Non, les Grecs ne sont pas paresseux

vendredi 26 mars 2010.
 

Ainsi donc les Grecs seraient des paresseux dépensant plus qu’ils ne produisent. Et qui de surcroît élisent des gouvernements corrompus manipulant les comptes publics pour les conforter dans leur illusion. Et si votre voisin ou votre frère passe son temps à dépenser plus que ce qu’il gagne, est-ce lui rendre service que de lui prêter encore de l’argent ? N’est-il pas temps qu’il cesse de faire bombance et apprenne la dure loi du travail et du mérite ?

Ce type de métaphore fondée sur la morale domestique et familiale (paresse contre travail, enfant prodigue contre bon père de famille) est évidemment un grand classique de la rhétorique réactionnaire. De tout temps les riches ont ainsi stigmatisé les pauvres. Rien de nouveau sous le soleil grec. Sauf que face à la complexité du capitalisme du XXIe siècle et de ses crises financières, ces métaphores moralisatrices semblent aujourd’hui se diffuser au-delà des cercles habituels. Quand on ne comprend plus rien au monde tel qu’il va, il est tentant d’en revenir à quelques principes simples. Face à la violence extrême des attaques dans les médias, le Premier ministre grec en est venu à déclarer lors de sa visite à Berlin : « Les Grecs n’ont pas plus la paresse dans leurs gènes que les Allemands n’ont le nazisme dans les leurs. » Ces propos, d’une dureté peu courante entre chefs de gouvernement d’une union politique, devraient convaincre ceux qui ne l’ont pas encore fait de s’intéresser à la crise grecque.

Le problème de ces métaphores domestiques est qu’au niveau des pays, comme d’ailleurs au niveau des individus, le capitalisme n’est pas qu’une affaire de mérite - loin s’en faut. Pour deux raisons que l’on peut résumer simplement : l’arbitraire de l’héritage initial ; et l’arbitraire de certains prix, et notamment des rendements du capital.
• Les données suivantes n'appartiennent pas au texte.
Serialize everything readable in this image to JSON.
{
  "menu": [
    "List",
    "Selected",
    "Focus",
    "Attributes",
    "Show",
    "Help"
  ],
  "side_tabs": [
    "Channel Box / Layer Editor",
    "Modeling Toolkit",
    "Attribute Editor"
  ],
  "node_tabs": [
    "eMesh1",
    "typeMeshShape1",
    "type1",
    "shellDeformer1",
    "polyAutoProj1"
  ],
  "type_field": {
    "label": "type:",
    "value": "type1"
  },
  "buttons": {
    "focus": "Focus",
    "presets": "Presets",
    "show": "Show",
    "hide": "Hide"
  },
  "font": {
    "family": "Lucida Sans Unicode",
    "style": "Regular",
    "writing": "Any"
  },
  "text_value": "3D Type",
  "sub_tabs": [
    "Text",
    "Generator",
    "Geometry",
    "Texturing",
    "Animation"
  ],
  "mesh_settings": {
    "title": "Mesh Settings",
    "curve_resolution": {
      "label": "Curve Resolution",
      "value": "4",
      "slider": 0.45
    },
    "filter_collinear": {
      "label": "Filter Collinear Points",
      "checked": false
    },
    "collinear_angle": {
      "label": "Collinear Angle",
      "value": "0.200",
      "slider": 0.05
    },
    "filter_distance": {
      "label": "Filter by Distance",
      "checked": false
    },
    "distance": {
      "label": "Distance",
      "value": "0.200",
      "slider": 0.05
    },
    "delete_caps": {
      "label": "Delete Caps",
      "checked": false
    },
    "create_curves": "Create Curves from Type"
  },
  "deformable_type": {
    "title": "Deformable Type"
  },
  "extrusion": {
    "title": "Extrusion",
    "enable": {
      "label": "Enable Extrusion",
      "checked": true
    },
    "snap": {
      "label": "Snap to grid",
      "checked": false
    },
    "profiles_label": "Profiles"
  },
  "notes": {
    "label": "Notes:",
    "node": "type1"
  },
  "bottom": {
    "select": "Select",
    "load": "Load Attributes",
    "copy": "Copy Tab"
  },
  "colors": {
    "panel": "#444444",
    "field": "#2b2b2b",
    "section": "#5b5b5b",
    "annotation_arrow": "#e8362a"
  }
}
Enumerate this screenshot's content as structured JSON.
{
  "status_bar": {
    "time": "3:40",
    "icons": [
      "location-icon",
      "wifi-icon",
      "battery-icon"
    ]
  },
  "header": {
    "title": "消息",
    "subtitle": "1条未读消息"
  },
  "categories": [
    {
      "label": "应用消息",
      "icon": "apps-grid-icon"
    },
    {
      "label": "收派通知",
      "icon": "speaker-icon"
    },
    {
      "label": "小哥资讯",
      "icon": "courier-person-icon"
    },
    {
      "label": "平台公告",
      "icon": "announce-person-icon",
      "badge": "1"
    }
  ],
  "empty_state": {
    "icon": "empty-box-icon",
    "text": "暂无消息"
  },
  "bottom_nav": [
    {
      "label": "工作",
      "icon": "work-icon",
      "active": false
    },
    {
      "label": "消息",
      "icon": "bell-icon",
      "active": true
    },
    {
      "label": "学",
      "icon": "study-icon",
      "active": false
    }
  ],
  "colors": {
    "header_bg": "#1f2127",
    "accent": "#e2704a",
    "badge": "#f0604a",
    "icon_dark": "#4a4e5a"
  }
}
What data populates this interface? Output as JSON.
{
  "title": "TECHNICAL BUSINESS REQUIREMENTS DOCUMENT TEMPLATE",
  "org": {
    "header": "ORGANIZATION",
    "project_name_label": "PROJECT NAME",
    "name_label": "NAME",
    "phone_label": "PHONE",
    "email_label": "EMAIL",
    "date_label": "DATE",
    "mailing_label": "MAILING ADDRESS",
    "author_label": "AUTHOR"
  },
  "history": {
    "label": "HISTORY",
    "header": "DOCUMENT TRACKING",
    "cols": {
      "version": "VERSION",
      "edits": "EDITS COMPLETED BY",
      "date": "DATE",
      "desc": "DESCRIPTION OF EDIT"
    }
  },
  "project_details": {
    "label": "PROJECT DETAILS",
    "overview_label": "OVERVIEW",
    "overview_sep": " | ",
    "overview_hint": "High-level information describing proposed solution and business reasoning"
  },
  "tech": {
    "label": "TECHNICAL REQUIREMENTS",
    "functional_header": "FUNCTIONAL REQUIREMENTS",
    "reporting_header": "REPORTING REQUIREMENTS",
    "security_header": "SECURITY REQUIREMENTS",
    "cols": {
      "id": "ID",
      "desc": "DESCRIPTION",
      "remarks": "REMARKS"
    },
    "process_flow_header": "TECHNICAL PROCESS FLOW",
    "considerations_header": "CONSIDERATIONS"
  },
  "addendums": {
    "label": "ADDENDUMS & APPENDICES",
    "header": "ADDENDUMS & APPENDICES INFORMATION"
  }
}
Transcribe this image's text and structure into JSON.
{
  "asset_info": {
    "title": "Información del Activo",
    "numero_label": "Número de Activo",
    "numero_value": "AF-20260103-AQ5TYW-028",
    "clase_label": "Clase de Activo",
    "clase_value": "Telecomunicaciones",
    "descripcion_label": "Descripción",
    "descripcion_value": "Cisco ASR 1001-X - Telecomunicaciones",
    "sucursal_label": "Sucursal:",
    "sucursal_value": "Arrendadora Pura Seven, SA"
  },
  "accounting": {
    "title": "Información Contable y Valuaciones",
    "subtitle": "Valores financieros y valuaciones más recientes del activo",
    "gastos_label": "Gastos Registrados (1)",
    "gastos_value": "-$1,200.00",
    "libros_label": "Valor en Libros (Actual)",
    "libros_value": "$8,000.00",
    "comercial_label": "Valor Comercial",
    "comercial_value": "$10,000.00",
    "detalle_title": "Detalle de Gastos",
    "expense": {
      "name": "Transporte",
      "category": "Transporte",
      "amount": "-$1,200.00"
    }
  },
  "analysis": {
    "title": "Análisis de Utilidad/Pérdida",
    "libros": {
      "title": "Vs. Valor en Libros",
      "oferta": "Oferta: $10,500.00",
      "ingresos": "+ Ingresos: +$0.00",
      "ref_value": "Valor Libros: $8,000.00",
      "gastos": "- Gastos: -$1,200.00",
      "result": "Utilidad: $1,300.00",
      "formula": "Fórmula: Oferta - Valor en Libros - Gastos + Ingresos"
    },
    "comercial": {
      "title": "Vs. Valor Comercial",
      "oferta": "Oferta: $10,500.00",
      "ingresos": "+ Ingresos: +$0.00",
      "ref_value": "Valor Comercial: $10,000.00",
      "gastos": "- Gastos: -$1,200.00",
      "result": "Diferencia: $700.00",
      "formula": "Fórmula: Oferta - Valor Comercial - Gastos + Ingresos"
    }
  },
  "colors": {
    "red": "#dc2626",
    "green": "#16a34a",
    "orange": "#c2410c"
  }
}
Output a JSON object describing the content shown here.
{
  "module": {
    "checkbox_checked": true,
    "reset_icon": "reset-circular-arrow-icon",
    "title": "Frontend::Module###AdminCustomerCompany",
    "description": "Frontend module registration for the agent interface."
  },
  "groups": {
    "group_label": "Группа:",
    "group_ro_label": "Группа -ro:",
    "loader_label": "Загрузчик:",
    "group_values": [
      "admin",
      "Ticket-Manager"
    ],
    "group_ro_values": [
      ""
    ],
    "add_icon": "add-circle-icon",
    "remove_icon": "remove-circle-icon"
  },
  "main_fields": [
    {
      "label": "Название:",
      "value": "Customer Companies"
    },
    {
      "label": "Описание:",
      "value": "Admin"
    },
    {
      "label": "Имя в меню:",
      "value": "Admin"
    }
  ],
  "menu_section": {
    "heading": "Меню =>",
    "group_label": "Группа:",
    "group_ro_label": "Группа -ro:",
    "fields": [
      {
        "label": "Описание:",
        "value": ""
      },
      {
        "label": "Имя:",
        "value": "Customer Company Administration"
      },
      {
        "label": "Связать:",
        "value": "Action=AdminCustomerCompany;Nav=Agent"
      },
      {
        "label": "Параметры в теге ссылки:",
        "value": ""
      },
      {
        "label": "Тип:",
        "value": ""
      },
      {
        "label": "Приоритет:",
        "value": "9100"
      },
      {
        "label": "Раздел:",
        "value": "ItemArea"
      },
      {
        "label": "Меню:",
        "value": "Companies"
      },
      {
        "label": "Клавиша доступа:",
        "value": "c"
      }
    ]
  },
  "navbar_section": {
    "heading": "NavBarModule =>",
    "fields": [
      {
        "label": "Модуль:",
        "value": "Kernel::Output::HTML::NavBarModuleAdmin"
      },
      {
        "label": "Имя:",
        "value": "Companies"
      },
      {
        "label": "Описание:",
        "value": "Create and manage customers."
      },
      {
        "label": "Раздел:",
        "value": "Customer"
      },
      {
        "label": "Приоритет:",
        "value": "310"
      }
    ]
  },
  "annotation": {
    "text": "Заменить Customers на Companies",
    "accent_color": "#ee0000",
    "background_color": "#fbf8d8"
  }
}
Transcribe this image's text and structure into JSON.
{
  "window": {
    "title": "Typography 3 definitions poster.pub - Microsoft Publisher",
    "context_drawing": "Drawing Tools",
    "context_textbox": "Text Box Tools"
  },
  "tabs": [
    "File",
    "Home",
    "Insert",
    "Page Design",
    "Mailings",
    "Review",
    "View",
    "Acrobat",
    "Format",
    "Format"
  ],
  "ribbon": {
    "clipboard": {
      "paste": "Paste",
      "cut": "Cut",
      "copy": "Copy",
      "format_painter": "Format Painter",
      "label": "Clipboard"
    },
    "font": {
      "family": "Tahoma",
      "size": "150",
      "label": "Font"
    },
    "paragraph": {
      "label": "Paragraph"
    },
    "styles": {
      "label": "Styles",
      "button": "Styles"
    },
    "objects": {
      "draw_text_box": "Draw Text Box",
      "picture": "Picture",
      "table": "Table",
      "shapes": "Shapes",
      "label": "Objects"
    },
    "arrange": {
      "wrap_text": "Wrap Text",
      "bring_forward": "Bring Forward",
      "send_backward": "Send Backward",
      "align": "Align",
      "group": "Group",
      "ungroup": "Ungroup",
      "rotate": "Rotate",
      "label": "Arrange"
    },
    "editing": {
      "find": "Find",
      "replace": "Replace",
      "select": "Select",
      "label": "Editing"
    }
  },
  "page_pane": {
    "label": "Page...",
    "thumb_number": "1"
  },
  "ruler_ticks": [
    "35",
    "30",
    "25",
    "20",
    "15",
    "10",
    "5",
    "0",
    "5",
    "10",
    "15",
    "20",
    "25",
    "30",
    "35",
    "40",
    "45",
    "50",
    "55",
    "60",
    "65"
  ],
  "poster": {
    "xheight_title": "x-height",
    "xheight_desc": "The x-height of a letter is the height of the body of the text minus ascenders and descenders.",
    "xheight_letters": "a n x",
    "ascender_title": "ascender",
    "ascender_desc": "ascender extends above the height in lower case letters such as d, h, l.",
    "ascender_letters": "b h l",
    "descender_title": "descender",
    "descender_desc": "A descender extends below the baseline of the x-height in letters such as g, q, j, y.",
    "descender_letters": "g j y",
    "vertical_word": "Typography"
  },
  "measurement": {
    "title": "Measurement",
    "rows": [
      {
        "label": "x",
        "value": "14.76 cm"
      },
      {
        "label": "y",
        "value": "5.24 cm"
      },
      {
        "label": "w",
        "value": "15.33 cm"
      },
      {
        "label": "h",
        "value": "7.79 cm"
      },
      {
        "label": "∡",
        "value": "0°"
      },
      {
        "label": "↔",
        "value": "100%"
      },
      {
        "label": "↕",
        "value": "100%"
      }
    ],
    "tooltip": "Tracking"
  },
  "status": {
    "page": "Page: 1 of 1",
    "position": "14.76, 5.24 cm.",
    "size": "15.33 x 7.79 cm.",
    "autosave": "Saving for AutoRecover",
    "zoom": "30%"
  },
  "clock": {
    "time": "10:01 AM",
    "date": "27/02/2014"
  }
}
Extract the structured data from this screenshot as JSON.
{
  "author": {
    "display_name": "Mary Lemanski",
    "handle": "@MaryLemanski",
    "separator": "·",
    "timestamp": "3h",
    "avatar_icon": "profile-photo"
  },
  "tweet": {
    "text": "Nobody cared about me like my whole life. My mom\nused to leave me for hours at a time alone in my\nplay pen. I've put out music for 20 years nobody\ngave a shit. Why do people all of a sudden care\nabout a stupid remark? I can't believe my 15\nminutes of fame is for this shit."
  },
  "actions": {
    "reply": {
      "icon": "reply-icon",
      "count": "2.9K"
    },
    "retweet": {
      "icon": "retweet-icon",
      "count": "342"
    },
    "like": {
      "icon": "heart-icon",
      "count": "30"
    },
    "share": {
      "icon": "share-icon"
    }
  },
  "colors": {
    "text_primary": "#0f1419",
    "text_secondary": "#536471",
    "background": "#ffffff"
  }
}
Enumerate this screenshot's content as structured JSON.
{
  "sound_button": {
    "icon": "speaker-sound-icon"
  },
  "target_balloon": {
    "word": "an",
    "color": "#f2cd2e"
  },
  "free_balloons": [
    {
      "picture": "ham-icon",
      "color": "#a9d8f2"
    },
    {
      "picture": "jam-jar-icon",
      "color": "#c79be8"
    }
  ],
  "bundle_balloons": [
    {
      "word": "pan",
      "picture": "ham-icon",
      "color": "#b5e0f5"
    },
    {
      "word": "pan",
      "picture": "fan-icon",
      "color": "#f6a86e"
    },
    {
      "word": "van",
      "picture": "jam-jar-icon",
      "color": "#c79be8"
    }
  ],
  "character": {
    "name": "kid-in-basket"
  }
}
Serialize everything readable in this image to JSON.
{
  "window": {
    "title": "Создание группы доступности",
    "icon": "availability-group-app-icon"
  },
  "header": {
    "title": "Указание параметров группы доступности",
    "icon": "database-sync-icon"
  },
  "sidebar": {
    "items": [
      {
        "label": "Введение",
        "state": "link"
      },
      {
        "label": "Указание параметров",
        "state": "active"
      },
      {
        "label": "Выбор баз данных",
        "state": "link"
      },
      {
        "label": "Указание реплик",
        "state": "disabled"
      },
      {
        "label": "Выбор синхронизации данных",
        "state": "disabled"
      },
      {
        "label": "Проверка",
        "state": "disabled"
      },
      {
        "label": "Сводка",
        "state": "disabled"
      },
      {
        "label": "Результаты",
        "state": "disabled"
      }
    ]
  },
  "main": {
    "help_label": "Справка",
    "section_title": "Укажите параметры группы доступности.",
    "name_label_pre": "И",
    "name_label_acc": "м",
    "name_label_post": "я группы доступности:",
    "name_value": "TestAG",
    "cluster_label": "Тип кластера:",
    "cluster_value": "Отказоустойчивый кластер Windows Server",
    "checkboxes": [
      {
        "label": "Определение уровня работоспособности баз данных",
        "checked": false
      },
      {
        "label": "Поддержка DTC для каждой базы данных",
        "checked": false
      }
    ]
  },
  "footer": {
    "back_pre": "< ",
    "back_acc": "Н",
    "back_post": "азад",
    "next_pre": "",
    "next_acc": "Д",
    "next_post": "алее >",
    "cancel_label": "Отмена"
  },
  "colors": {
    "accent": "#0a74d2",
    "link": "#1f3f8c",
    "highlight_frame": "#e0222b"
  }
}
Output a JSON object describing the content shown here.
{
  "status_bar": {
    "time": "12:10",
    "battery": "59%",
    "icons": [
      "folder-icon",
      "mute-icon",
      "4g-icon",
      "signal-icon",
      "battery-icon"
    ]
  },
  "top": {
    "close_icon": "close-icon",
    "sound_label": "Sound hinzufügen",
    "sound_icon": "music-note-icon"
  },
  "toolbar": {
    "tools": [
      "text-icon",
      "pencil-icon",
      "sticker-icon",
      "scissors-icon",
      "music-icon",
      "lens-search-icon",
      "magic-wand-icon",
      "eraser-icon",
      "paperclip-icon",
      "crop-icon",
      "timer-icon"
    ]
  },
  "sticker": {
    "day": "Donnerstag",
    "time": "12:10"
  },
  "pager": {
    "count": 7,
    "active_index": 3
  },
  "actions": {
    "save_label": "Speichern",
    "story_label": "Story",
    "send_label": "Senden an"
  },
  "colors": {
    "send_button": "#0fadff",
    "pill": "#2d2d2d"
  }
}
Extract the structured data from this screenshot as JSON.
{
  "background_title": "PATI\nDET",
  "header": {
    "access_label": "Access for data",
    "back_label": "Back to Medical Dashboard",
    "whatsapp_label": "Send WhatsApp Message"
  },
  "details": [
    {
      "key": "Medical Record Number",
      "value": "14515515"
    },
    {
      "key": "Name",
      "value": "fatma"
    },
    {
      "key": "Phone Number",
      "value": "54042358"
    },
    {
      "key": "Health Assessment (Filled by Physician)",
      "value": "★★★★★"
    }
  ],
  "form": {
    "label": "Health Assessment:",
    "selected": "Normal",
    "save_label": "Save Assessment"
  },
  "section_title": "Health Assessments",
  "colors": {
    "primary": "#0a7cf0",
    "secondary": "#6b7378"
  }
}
Arbitraire de l’héritage initial : la Grèce fait partie de ces pays qui ont toujours été possédés en partie par d’autres pays. Ce que le reste du monde possède en Grèce (entreprises, immobilier, actifs financiers) est depuis des décennies supérieur à ce que les Grecs possèdent dans le reste du monde. Conséquence : le revenu national dont les Grecs disposent pour consommer et épargner a toujours été inférieur à leur production intérieure (une fois déduits les intérêts et dividendes versés au reste du monde). Ce qui les rend assez peu susceptibles de consommer plus que ce qu’ils ne produisent.

Dans le cas grec, l’écart entre production intérieure et revenu national était à la veille de la crise d’environ 5% (soit deux fois plus que l’ajustement budgétaire aujourd’hui demandé à la Grèce). Il peut dépasser 20% dans des pays ayant tout misé sur l’investissement étranger (comme l’Irlande), et plus encore dans certains pays du Sud. On objectera que ces flux d’intérêts et dividendes ne sont que la conséquence d’investissements passés, et qu’il est juste et bon que les débiteurs grecs et leurs enfants versent une partie de leur production à leurs créditeurs étrangers. Certes. De même qu’il est juste et bon que les enfants de locataires paient indéfiniment des loyers aux enfants de propriétaires.

Le débat sur le mérite prend tout de même une autre tournure. Arbitraire des rendements du capital : la crise est avant tout la conséquence du fait que les contribuables grecs se sont subitement retrouvés à payer des taux d’intérêt de plus de 6% sur leur dette publique. La production intérieure de la Grèce est de l’ordre de 200 milliards d’euros. Les 10 plus grandes banques mondiales gèrent chacune des actifs supérieurs à 2 000 milliards d’euros. Une poignée d’opérateurs de marché peut décider en quelques secondes d’imposer un taux d’intérêt de 6% plutôt que de 3% sur un titre particulier - précipitant ainsi un pays dans la crise.

Un tel système nous fait foncer droit dans le mur, et ce n’est pas le recours à la morale domestique qui va nous sauver. A terme, la solution passe par une forte reprise en main de la finance par la puissance publique. En Europe, il faut inventer le chemin menant au fédéralisme budgétaire. Qui ne passe pas par le FMI, mais bien plutôt par l’émission d’obligations européennes. Et, un jour ou l’autre, par une révolution des doctrines monétaires. Pour sauver les banques, les autorités monétaires leur ont prêté sans compter, à des taux de 0% ou 1%. Elles ont bien fait. Mais après cela, il n’est pas évident d’expliquer aux contribuables européens (grecs comme allemands) qu’ils doivent se serrer la ceinture durant des années pour repayer des intérêts élevés sur leur dette publique.

Thomas Piketty est directeur d’études à l’EHESS et professeur à l’Ecole d’économie de Paris.